The lost live from the place of self-will (the will to power) that says: do it my way. I want what I want and I want it now. Jesus lived from the place of charitable love that says: how may I help?
The lost live with a deeply seated fear of scarcity, threat and anxiety. They fear that God may not exist. They fear that if God exists he is distant and demanding and filled with wrath. They fear other people will take from them or hurt them or impose their own will on them. They fear they can’t hold meaning and purpose in their souls and so live on the thin edge of anger, cynicism and despair.
Jesus offers a new life and a new way of living. It is the life he himself has brought from the source of life. it is a new way of living formed by faith, hope and charity.
The last reason the elites in Jerusalem feared Jesus is truth. What if Jesus is who he says he is? What if all of these centuries we have been wrong about God, other people and ourselves? What if God is not the power and the glory of righteous rule and dominance? What if we are indeed our brother’s keeper and not his ruler.
Many people today, both secular and religious, make the assertion that Jesus himself never claimed to be God. The people of Jesus’ day thought differently. The people who knew Jesus and heard him and observed his actions understood very well that Jesus claimed to be God.

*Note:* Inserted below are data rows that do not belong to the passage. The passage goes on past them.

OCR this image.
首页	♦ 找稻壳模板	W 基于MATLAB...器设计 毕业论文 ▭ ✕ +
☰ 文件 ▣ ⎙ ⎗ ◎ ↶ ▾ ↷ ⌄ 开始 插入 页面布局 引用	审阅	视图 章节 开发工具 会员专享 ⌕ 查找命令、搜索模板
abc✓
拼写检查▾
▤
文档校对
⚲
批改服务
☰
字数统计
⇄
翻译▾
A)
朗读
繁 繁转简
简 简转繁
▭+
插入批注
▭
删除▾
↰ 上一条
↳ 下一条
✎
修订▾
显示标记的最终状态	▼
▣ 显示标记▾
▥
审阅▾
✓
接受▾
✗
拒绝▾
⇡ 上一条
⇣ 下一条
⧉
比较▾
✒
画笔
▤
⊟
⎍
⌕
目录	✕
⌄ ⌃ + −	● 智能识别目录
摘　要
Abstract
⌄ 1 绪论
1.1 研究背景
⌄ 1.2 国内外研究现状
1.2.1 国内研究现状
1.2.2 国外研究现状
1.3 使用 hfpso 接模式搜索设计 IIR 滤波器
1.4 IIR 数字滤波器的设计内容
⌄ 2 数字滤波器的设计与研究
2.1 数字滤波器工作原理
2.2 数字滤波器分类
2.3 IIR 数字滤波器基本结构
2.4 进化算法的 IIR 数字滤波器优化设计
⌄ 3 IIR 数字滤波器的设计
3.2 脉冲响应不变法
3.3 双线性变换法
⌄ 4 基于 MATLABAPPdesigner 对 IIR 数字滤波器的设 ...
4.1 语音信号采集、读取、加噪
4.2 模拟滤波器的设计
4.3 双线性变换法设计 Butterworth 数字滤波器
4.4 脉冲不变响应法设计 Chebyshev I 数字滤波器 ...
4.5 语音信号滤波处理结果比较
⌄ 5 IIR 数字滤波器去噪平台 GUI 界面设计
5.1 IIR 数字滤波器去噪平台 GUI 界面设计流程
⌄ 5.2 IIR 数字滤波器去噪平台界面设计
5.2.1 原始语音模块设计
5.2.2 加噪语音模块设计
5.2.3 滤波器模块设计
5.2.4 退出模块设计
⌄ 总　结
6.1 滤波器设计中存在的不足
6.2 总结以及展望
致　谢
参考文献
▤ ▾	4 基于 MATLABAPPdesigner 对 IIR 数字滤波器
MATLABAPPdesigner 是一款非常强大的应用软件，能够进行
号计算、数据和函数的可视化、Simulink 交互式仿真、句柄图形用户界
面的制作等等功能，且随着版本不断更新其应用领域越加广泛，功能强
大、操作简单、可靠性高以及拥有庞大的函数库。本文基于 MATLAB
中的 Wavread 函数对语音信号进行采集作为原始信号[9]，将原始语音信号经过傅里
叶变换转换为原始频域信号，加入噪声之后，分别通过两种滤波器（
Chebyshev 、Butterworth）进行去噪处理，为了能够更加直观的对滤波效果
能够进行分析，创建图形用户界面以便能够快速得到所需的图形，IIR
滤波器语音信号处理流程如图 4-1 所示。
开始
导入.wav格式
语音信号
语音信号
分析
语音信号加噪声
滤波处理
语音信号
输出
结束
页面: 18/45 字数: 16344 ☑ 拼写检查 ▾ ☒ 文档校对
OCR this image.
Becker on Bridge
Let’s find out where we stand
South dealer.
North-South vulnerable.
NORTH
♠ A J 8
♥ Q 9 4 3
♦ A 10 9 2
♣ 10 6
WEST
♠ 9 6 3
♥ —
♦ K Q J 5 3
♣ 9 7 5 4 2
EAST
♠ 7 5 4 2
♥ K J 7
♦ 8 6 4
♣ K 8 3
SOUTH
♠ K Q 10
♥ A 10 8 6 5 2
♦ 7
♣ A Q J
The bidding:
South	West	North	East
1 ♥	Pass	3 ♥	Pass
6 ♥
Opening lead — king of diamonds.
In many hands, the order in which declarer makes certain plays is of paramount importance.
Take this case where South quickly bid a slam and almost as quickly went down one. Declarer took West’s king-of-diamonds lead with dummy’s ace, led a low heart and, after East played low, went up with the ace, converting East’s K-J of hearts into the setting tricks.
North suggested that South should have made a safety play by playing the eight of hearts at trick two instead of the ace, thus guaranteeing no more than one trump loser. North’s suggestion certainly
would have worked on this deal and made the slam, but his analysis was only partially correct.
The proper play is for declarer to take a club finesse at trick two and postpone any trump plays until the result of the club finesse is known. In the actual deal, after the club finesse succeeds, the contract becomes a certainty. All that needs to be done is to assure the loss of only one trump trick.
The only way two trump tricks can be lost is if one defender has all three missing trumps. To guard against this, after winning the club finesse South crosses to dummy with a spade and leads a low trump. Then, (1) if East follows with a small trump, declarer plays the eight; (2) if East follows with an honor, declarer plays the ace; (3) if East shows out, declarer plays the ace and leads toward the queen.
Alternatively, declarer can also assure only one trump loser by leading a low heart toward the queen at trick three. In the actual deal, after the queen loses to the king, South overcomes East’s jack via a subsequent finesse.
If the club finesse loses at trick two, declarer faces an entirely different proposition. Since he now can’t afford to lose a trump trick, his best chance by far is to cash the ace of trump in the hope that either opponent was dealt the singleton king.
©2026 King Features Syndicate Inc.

They knew this and they rejected this. They did not want the God Jesus revealed. They wanted a God who stayed in heaven and delegated his authority to the religious professionals and political elites.
They could not and would not acknowledge that they were wrong about God, religion or government.
It is one thing to have a set of beliefs about God. It is acceptable to speculate about God. It is common to have debates about whether God exists and who or what God is if God does exist. It is totally shocking and unacceptable for God to show up one day and quietly announce: here I am.
That is exactly what God did and continues to do in Jesus Christ. To the religious of all religions he says: have you been looking for me? Here I am. To the secular in all nations he says. Have I got a surprise for you. Here I am. To the angry, cynical and despondent he says. Come. Let’s talk. Walk with me. Share your griefs and burdens and fears with me. I am here for you just as you are.
Jesus tells us, shows us and helps us to understand that God is real and God is love. God the Father created all of us and each of us by the power of the Holy Spirit to be the forever friends of the co-eternal Son, the Beloved, Jesus Christ.
There is an old song that says; looking for love in all the wrong places. God the Holy Spirit reveals to us that humanity has been and continues to look for God in all the wrong places. Jesus reminds us that we are lost in that search for God. Jesus assures us that God finds us. He finds all of us and each of us in Jesus.
Jesus says; I have come down from heaven. I am God with you. I am God for you.  Here I am.